Bioinformatic analysis
EST processing
Sequencher (Gene Codes, Ann Arbor, Michigan, USA), Aligner (CodonCode, Dedham, MA, USA), and CAP (source) were utilized for sequence cleansing and assembly. Low quality sequences and vector sequences were be quickly removed from each EST clone by using these applications. The cleaned EST sequences were used to find overlap assembly of contiguous sequences. Phred [8] was used to perform base-calling. Phred read DNA trace data, called bases, assigned quality values to the bases, and wrote the base calls and quality values to output sequence files. Quality values for the bases were later used by the sequence assembly program, Phrap [8], to increase the accuracy of assembled sequences. We employed CodonCode Aligner (http://www.codoncode.com/aligner/) to remove low quality bases at both ends by setting quality score QV ≥ 20 (or Pe ≤ 0.01). Vector and adaptor sequences were also trimmed because they can lead to incorrect assembly. We also used an in house implementation of VecScreen [11] to detect any partial vector contamination in our ESTs. Cap3 [12] was used to identify overlaps between sequences and assemble sequence fragments into a larger sequence [12]. Samples that can be joined together were assembled into contiguous sequences “contigs”. Four criteria were used to determine whether to accept or reject an alignment and overlap: (1) minimum percent identity ≥ 70%; (2) minimum overlap length ≥ 25 bps, (3) minimum alignment score; similar to previous but takes any mismatches into account, ≥ 20 bps; and (4) maximum gap size ≤ 15 bps. After assembly with Cap3, contigs with more than three ESTs were examined in Consed [13] to eliminate additional missassemblies not resolved by Cap3.
EST comparative analysis and functional assignment
We performed comparative analysis using NCBI blastx [14] with the unique sequences (including assembled contigs and singletons).
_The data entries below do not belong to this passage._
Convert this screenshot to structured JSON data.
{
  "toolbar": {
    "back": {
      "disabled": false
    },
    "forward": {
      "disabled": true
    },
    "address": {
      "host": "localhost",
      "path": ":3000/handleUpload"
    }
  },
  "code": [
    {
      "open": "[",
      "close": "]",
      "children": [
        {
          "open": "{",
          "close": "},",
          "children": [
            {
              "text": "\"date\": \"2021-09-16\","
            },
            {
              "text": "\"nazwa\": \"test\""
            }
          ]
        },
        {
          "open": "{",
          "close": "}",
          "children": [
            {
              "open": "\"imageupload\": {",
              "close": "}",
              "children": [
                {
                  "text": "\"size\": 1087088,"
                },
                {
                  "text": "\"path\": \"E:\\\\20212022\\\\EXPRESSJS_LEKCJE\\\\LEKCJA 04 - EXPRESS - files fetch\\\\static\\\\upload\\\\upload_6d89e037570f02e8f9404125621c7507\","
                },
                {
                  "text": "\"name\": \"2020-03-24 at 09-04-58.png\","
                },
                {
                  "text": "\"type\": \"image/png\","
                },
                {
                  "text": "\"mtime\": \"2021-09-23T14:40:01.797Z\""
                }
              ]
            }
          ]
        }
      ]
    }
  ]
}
A local implementation of BLAST server was used to search against the NCBI’s non-redundant peptide sequence database. We set up a cut off value and discarded hits with an E-value < 10-5. To assign putative functions to the unique sequences, we employed blast2go [15], [16], GOTM [17], GOfetcher [6] and GOstat [18] to extract the GO hierarchical terms of their homologous genes from the protein databases. Meanwhile, we also mapped the unique sequences to metabolic pathways in accordance with the KEGG [19]. Enzyme commission (EC) numbers [20] were obtained and used to putatively map unique sequences to specific biochemical pathways.